В те сорок дней, что Расс провел в Дине Бикейя, Кит советовал ему не показывать пальцем на падающие звезды, не свистеть по ночам, не смотреть в глаза незнакомцам и не спрашивать имени человека, пока тот не представится сам. Когда кто-то из дине умирал у себя в хогане, его родные должны были сжечь хоган и уничтожить все, что соприкасалось с усопшим. На открытой месе Кит, кивнув на выгоревший добела лошадиный скелет, на котором торчало седло, хотя всадника лет десять назад убило молнией, предостерег Расса, чтобы тот не приближался к скелету. Кит говорил, что к этому месту пристало несчастье покойного, и Расс принимал эти слова всерьез в знойном мареве, на разреженном воздухе плоскогорья. Для человека время – движение из неизвестного прошлого в непознаваемое будущее, для Бога вся история человечества – вечное настоящее. Для Бога то место, на котором человека убило молнией, не просто место, где когда-то кто-то погиб, но место, где кто-то еще погибнет, место, где, как Богу прекрасно известно, всегда кто-то погибает. В пустыне такие загадки казались вполне разрешимыми.
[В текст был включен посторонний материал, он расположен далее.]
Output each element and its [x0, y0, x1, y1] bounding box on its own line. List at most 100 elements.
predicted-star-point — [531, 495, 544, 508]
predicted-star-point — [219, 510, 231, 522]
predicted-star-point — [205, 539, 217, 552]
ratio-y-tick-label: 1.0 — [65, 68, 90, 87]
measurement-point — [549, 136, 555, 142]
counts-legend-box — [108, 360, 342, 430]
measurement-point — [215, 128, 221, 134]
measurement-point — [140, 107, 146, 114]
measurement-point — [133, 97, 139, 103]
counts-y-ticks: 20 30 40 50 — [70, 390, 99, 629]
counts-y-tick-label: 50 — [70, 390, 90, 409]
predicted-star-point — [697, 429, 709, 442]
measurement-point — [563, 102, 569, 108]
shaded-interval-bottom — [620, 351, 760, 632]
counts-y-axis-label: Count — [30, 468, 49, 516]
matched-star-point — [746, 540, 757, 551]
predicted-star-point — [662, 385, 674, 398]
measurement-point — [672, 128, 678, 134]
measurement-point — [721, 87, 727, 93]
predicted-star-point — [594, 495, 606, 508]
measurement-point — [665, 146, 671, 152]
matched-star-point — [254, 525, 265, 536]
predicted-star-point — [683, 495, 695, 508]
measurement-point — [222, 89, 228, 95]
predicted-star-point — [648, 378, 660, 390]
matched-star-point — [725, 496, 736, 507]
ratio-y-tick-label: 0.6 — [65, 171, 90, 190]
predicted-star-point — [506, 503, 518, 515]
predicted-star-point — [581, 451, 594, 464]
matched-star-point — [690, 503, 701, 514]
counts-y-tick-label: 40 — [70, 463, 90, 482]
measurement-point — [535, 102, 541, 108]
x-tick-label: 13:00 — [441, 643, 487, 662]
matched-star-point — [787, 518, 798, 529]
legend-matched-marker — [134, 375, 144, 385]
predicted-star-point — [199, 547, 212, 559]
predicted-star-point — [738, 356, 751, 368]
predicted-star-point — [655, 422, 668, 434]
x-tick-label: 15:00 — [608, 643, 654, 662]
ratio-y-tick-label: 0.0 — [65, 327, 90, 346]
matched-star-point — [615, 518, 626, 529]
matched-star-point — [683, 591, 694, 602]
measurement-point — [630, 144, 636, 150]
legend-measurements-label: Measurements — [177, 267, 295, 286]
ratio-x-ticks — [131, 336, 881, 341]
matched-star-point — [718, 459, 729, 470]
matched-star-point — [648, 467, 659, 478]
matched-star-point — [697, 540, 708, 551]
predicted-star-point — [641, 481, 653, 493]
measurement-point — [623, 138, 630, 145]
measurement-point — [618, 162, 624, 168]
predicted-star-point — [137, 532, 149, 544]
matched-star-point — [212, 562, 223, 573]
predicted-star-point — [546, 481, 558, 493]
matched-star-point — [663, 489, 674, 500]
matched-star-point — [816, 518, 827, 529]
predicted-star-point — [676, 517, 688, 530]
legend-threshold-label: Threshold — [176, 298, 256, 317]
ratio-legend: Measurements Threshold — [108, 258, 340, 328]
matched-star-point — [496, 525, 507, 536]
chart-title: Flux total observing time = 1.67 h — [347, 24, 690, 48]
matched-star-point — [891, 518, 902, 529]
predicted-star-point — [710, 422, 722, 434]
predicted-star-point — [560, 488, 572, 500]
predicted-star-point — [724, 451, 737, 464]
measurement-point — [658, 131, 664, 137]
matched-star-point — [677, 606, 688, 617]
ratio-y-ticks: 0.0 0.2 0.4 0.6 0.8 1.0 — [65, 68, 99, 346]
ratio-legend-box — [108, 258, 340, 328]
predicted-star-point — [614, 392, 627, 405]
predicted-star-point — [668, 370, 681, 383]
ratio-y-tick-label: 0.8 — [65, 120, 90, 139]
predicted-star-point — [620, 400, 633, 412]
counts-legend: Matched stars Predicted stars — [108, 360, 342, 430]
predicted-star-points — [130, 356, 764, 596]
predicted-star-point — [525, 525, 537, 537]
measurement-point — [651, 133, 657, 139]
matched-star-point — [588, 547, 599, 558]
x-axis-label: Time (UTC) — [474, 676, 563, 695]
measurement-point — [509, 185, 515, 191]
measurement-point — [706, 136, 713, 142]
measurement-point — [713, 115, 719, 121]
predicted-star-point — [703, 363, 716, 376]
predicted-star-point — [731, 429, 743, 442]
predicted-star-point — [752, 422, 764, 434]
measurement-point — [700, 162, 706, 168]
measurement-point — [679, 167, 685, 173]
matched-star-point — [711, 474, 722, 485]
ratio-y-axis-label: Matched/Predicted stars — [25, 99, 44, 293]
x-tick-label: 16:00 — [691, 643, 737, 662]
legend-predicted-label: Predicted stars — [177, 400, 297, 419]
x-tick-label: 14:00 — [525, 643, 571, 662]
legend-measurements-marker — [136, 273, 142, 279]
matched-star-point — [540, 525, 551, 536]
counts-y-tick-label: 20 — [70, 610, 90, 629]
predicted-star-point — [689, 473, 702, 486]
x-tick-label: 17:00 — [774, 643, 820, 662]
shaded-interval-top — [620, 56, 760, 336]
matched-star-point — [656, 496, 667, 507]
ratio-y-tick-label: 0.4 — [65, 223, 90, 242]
Расс усердно трудился на благо людей, которые нуждались в помощи, и не винил себя, что не исполнил поручение Джинчи, но тот предупреждал, что, если Расс не вернется к августу, за ним пошлют поисковый отряд. А потому тридцать первого июля Расс чуть свет собрал вещи, заправил “виллис”, попрощался с Китом и Стеллой (остальные еще спали). Стелла подбежала к Рассу, обняла за ногу. Он подхватил ее на руки, погладил по голове.
– Я вернусь, – сказал он. – Не знаю когда, но вернусь непременно.
– Аккуратнее с обещаниями, Длинный Ключ.
– А я не с тобой разговариваю. Правда, Стелла?
Девочка робко поежилась. Расс отпустил ее, и она вернулась к отцу. Кит, как всегда несентиментальный, уже направился прочь.
Расс по-прежнему толком ничего не знал о дине, но теперь он хотя бы знал, сколько всего не знает. Пустыня лишь укрепила в нем веру в Бога, но он уже сомневался, что вера его предков – самая истинная из всех истинных вер. Расс вернулся в лагерь; выяснилось, что Джинчи взял нового адъютанта – не чтобы его проучить, а из практических соображений, и Расс принялся изучать новые способы, какими можно снять шкуру с кошки. Он теперь помогал интенданту и, наезжая в Флагстафф за припасами, запросто мог на часок задержаться, заехать в библиотеку и почитать книги в шкафах начиная с номера двести девяносто в десятичной классификации Дьюи [50] , мировые религии. По воскресеньям в лагере Расс старался посещать богослужения с Джинчи и квакерами. Их молчание нравилось Рассу, но казалось поверхностнее молчания навахо, поскольку не во всем соответствовало их общему образу жизни. Но навахо ему не стать, их кофе ему не пить.
50
Десятичная классификация Дьюи – система классификации книг, разработанная в XIX веке американским библиотекарем Мелвилом Дьюи.